If I owned Otto’s Wheel, I would want to take each and every car out for a drive, but Mel is a little more practical. His daily drivers are currently a pair of Smart FourTwos, a bright yellow one he keeps in one of the garages, and an all-black car parked in front of the Metropolitans. He feels that these are still rare enough to sell at a decent profit, so he actually looks for them at the usual auctions he attends. I asked how the collector-car market has changed since the collapse of the financial markets, and Mel told me point blank that it hasn’t affected his business. I believe him.

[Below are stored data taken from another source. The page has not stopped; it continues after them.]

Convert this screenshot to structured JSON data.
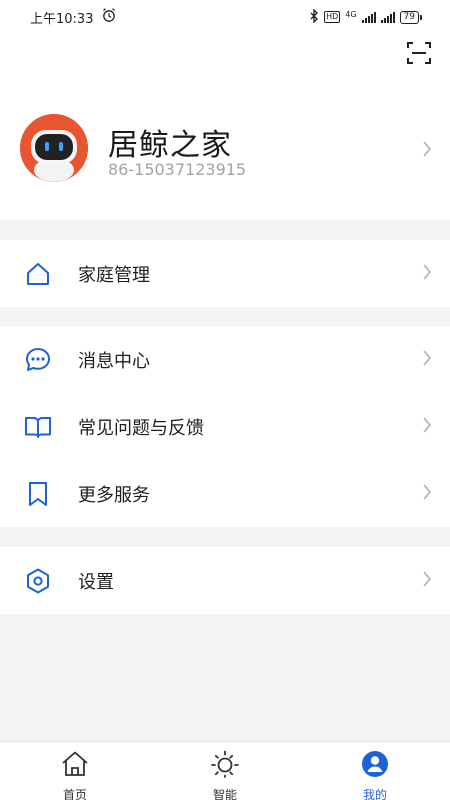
{
  "status_bar": {
    "time": "上午10:33",
    "network": "4G",
    "hd": "HD",
    "battery": "79"
  },
  "profile": {
    "name": "居鲸之家",
    "phone": "86-15037123915"
  },
  "menu": {
    "family": "家庭管理",
    "messages": "消息中心",
    "faq": "常见问题与反馈",
    "more_services": "更多服务",
    "settings": "设置"
  },
  "tabs": [
    {
      "label": "首页",
      "icon": "home-icon"
    },
    {
      "label": "智能",
      "icon": "sun-icon"
    },
    {
      "label": "我的",
      "icon": "user-icon",
      "active": true
    }
  ],
  "colors": {
    "accent": "#1e63d6",
    "avatar_bg": "#e8552f",
    "background": "#f4f4f4"
  }
}
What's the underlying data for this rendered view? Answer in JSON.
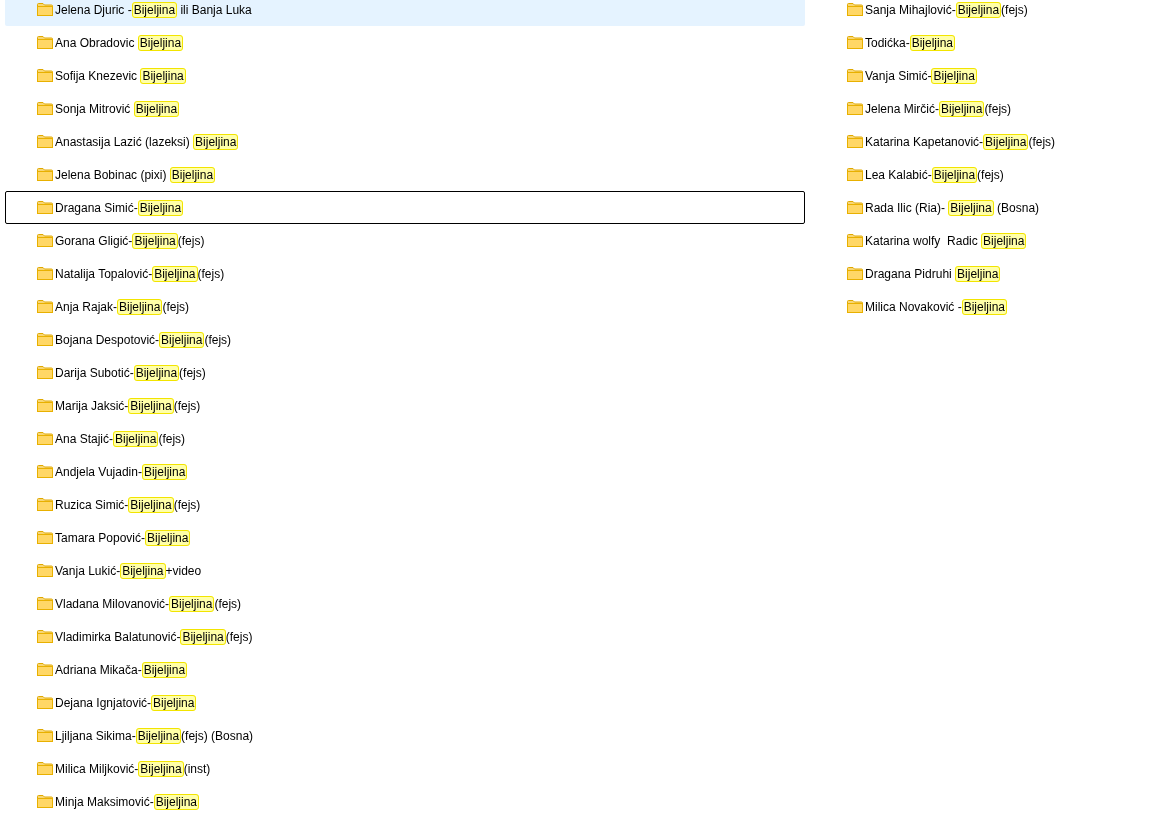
{
  "columns": [
    {
      "items": [
        {
          "before": "Jelena Djuric -",
          "match": "Bijeljina",
          "after": " ili Banja Luka",
          "hovered": true,
          "focused": false
        },
        {
          "before": "Ana Obradovic ",
          "match": "Bijeljina",
          "hovered": false,
          "focused": false
        },
        {
          "before": "Sofija Knezevic ",
          "match": "Bijeljina",
          "hovered": false,
          "focused": false
        },
        {
          "before": "Sonja Mitrović ",
          "match": "Bijeljina",
          "hovered": false,
          "focused": false
        },
        {
          "before": "Anastasija Lazić (lazeksi) ",
          "match": "Bijeljina",
          "hovered": false,
          "focused": false
        },
        {
          "before": "Jelena Bobinac (pixi) ",
          "match": "Bijeljina",
          "hovered": false,
          "focused": false
        },
        {
          "before": "Dragana Simić-",
          "match": "Bijeljina",
          "hovered": false,
          "focused": true
        },
        {
          "before": "Gorana Gligić-",
          "match": "Bijeljina",
          "after": "(fejs)",
          "hovered": false,
          "focused": false
        },
        {
          "before": "Natalija Topalović-",
          "match": "Bijeljina",
          "after": "(fejs)",
          "hovered": false,
          "focused": false
        },
        {
          "before": "Anja Rajak-",
          "match": "Bijeljina",
          "after": "(fejs)",
          "hovered": false,
          "focused": false
        },
        {
          "before": "Bojana Despotović-",
          "match": "Bijeljina",
          "after": "(fejs)",
          "hovered": false,
          "focused": false
        },
        {
          "before": "Darija Subotić-",
          "match": "Bijeljina",
          "after": "(fejs)",
          "hovered": false,
          "focused": false
        },
        {
          "before": "Marija Jaksić-",
          "match": "Bijeljina",
          "after": "(fejs)",
          "hovered": false,
          "focused": false
        },
        {
          "before": "Ana Stajić-",
          "match": "Bijeljina",
          "after": "(fejs)",
          "hovered": false,
          "focused": false
        },
        {
          "before": "Andjela Vujadin-",
          "match": "Bijeljina",
          "hovered": false,
          "focused": false
        },
        {
          "before": "Ruzica Simić-",
          "match": "Bijeljina",
          "after": "(fejs)",
          "hovered": false,
          "focused": false
        },
        {
          "before": "Tamara Popović-",
          "match": "Bijeljina",
          "hovered": false,
          "focused": false
        },
        {
          "before": "Vanja Lukić-",
          "match": "Bijeljina",
          "after": "+video",
          "hovered": false,
          "focused": false
        },
        {
          "before": "Vladana Milovanović-",
          "match": "Bijeljina",
          "after": "(fejs)",
          "hovered": false,
          "focused": false
        },
        {
          "before": "Vladimirka Balatunović-",
          "match": "Bijeljina",
          "after": "(fejs)",
          "hovered": false,
          "focused": false
        },
        {
          "before": "Adriana Mikača-",
          "match": "Bijeljina",
          "hovered": false,
          "focused": false
        },
        {
          "before": "Dejana Ignjatović-",
          "match": "Bijeljina",
          "hovered": false,
          "focused": false
        },
        {
          "before": "Ljiljana Sikima-",
          "match": "Bijeljina",
          "after": "(fejs) (Bosna)",
          "hovered": false,
          "focused": false
        },
        {
          "before": "Milica Miljković-",
          "match": "Bijeljina",
          "after": "(inst)",
          "hovered": false,
          "focused": false
        },
        {
          "before": "Minja Maksimović-",
          "match": "Bijeljina",
          "hovered": false,
          "focused": false
        }
      ]
    },
    {
      "items": [
        {
          "before": "Sanja Mihajlović-",
          "match": "Bijeljina",
          "after": "(fejs)",
          "hovered": false,
          "focused": false
        },
        {
          "before": "Todićka-",
          "match": "Bijeljina",
          "hovered": false,
          "focused": false
        },
        {
          "before": "Vanja Simić-",
          "match": "Bijeljina",
          "hovered": false,
          "focused": false
        },
        {
          "before": "Jelena Mirčić-",
          "match": "Bijeljina",
          "after": "(fejs)",
          "hovered": false,
          "focused": false
        },
        {
          "before": "Katarina Kapetanović-",
          "match": "Bijeljina",
          "after": "(fejs)",
          "hovered": false,
          "focused": false
        },
        {
          "before": "Lea Kalabić-",
          "match": "Bijeljina",
          "after": "(fejs)",
          "hovered": false,
          "focused": false
        },
        {
          "before": "Rada Ilic (Ria)- ",
          "match": "Bijeljina",
          "after": " (Bosna)",
          "hovered": false,
          "focused": false
        },
        {
          "before": "Katarina wolfy  Radic ",
          "match": "Bijeljina",
          "hovered": false,
          "focused": false
        },
        {
          "before": "Dragana Pidruhi ",
          "match": "Bijeljina",
          "hovered": false,
          "focused": false
        },
        {
          "before": "Milica Novaković -",
          "match": "Bijeljina",
          "hovered": false,
          "focused": false
        }
      ]
    }
  ]
}
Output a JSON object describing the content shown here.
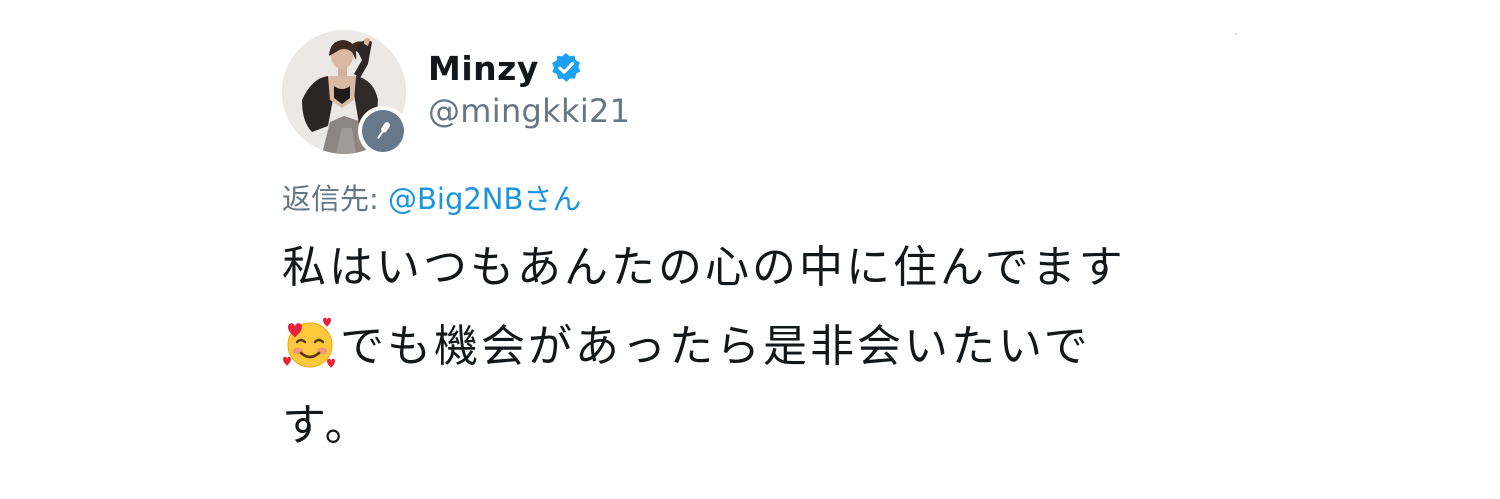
{
  "user": {
    "display_name": "Minzy",
    "handle": "@mingkki21",
    "verified": true,
    "avatar": "profile-photo",
    "avatar_badge_icon": "microphone-icon"
  },
  "reply": {
    "prefix": "返信先: ",
    "target": "@Big2NBさん"
  },
  "tweet": {
    "line1": "私はいつもあんたの心の中に住んでます",
    "line2_emoji": "smiling-face-with-hearts-emoji",
    "line2_text": "でも機会があったら是非会いたいで",
    "line3": "す。"
  },
  "colors": {
    "verified_blue": "#1da1f2",
    "link_blue": "#1b95e0",
    "muted_gray": "#657786",
    "text_dark": "#14171a",
    "badge_gray": "#67788a"
  }
}
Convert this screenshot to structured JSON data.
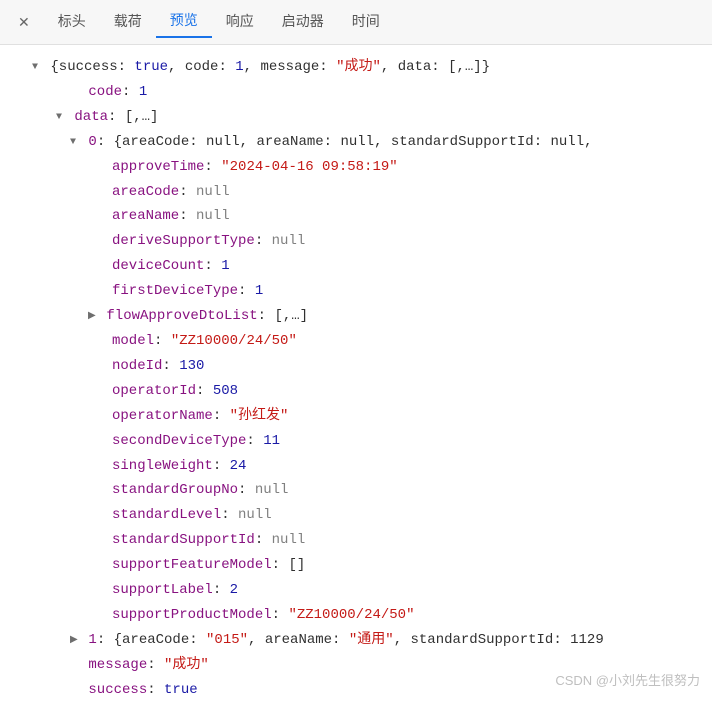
{
  "tabs": {
    "close": "✕",
    "items": [
      "标头",
      "载荷",
      "预览",
      "响应",
      "启动器",
      "时间"
    ],
    "activeIndex": 2
  },
  "root": {
    "summary_open": "{success: ",
    "summary_true": "true",
    "summary_mid1": ", code: ",
    "summary_code": "1",
    "summary_mid2": ", message: ",
    "summary_msg": "\"成功\"",
    "summary_mid3": ", data: [,…]}",
    "code": {
      "key": "code",
      "val": "1"
    },
    "data": {
      "key": "data",
      "val": "[,…]"
    },
    "item0": {
      "idx": "0",
      "summary": "{areaCode: null, areaName: null, standardSupportId: null,",
      "fields": [
        {
          "key": "approveTime",
          "type": "str",
          "val": "\"2024-04-16 09:58:19\""
        },
        {
          "key": "areaCode",
          "type": "null",
          "val": "null"
        },
        {
          "key": "areaName",
          "type": "null",
          "val": "null"
        },
        {
          "key": "deriveSupportType",
          "type": "null",
          "val": "null"
        },
        {
          "key": "deviceCount",
          "type": "num",
          "val": "1"
        },
        {
          "key": "firstDeviceType",
          "type": "num",
          "val": "1"
        }
      ],
      "flow": {
        "key": "flowApproveDtoList",
        "val": "[,…]"
      },
      "fields2": [
        {
          "key": "model",
          "type": "str",
          "val": "\"ZZ10000/24/50\""
        },
        {
          "key": "nodeId",
          "type": "num",
          "val": "130"
        },
        {
          "key": "operatorId",
          "type": "num",
          "val": "508"
        },
        {
          "key": "operatorName",
          "type": "str",
          "val": "\"孙红发\""
        },
        {
          "key": "secondDeviceType",
          "type": "num",
          "val": "11"
        },
        {
          "key": "singleWeight",
          "type": "num",
          "val": "24"
        },
        {
          "key": "standardGroupNo",
          "type": "null",
          "val": "null"
        },
        {
          "key": "standardLevel",
          "type": "null",
          "val": "null"
        },
        {
          "key": "standardSupportId",
          "type": "null",
          "val": "null"
        },
        {
          "key": "supportFeatureModel",
          "type": "arr",
          "val": "[]"
        },
        {
          "key": "supportLabel",
          "type": "num",
          "val": "2"
        },
        {
          "key": "supportProductModel",
          "type": "str",
          "val": "\"ZZ10000/24/50\""
        }
      ]
    },
    "item1": {
      "idx": "1",
      "areaCode": "\"015\"",
      "areaName": "\"通用\"",
      "tail": ", standardSupportId: 1129"
    },
    "message": {
      "key": "message",
      "val": "\"成功\""
    },
    "success": {
      "key": "success",
      "val": "true"
    }
  },
  "watermark": "CSDN @小刘先生很努力"
}
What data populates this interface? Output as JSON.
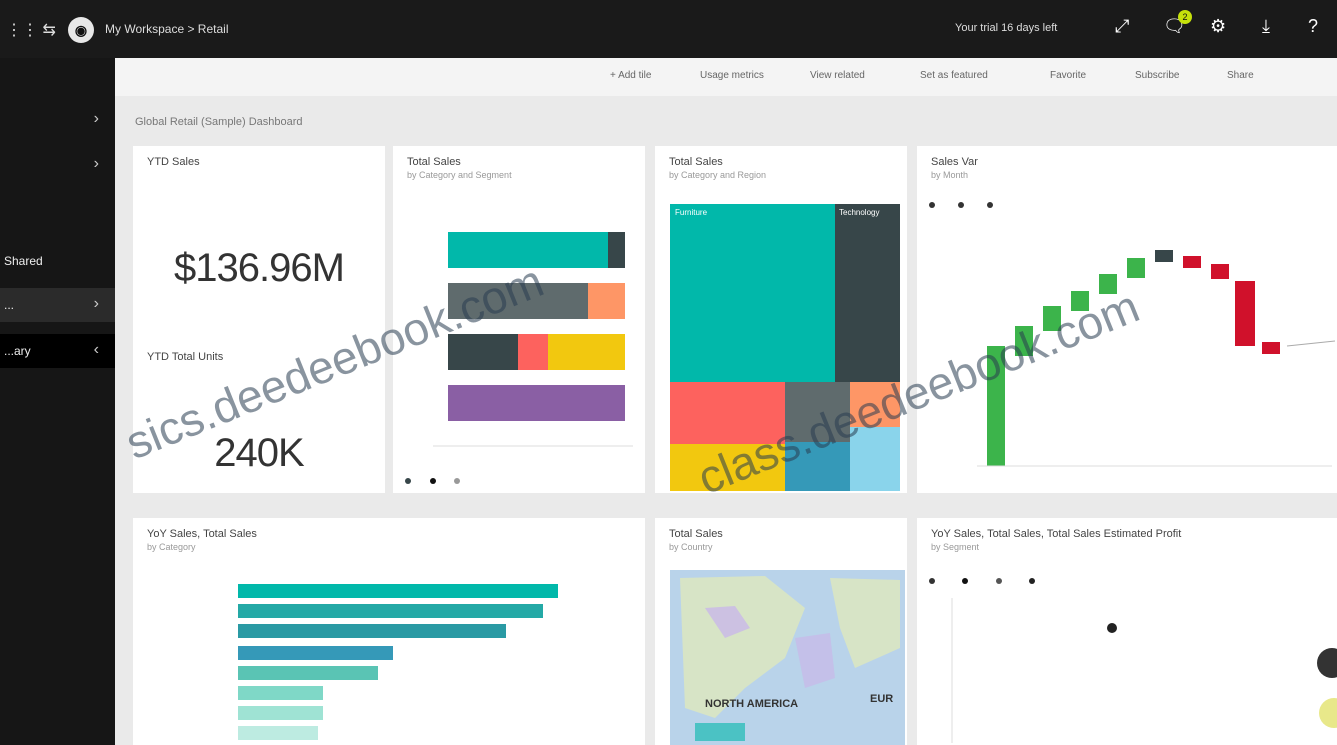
{
  "topbar": {
    "breadcrumb": "My Workspace > Retail",
    "notice": "Your trial 16 days left",
    "badge": "2",
    "icons": [
      "grid-icon",
      "logo-icon",
      "expand-icon",
      "notifications-icon",
      "settings-icon",
      "download-icon",
      "help-icon"
    ]
  },
  "nav": {
    "items": [
      {
        "label": "",
        "icon": "chevron-right-icon"
      },
      {
        "label": "",
        "icon": "chevron-right-icon"
      },
      {
        "label": "Shared",
        "icon": ""
      },
      {
        "label": "...",
        "icon": "chevron-right-icon"
      },
      {
        "label": "...ary",
        "icon": "chevron-left-icon"
      }
    ]
  },
  "actions": [
    {
      "label": "+ Add tile"
    },
    {
      "label": "Usage metrics"
    },
    {
      "label": "View related"
    },
    {
      "label": "Set as featured"
    },
    {
      "label": "Favorite"
    },
    {
      "label": "Subscribe"
    },
    {
      "label": "Share"
    }
  ],
  "dashboard": {
    "title": "Global Retail (Sample) Dashboard",
    "tiles": {
      "kpi": {
        "title": "YTD Sales",
        "value1": "$136.96M",
        "label2": "YTD Total Units",
        "value2": "240K"
      },
      "stacked": {
        "title": "Total Sales",
        "subtitle": "by Category and Segment"
      },
      "treemap": {
        "title": "Total Sales",
        "subtitle": "by Category and Region",
        "label_a": "Furniture",
        "label_b": "Technology"
      },
      "waterfall": {
        "title": "Sales Var",
        "subtitle": "by Month"
      },
      "bars": {
        "title": "YoY Sales, Total Sales",
        "subtitle": "by Category"
      },
      "map": {
        "title": "Total Sales",
        "subtitle": "by Country",
        "label_na": "NORTH AMERICA",
        "label_eu": "EUR"
      },
      "scatter": {
        "title": "YoY Sales, Total Sales, Total Sales Estimated Profit",
        "subtitle": "by Segment"
      }
    }
  },
  "colors": {
    "teal": "#01b8aa",
    "dark": "#374649",
    "red": "#fd625e",
    "yellow": "#f2c80f",
    "purple": "#8a5fa4",
    "green": "#3cb44b",
    "crimson": "#d0112b"
  },
  "watermark": {
    "text1": "sics.deedeebook.com",
    "text2": "class.deedeebook.com"
  }
}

One of the last stops was a distinct wall of old license plates attached to one of the numerous garages on the property. It was an interesting collection, and I asked how it came to be. Mel’s response was simply stated, “Where else was I going to put these plates?” It was getting late, and I shook his hand, thanked him for the time he spent with me, turned, and drove away. As I was driving to my hotel room in the next town, I reflected on what I had witnessed. Otto’s Wheel is a piece of Americana, nestled in the lower tier of New York, that wasn’t quite like anything else I have ever visited. It was low-key, yet oddly exciting. It was a museum, but not locked away, and if you had the means, you could take away a piece of history. It is run by someone who is down to earth, trustworthy, and never pretentious. It is a true roadside discovery.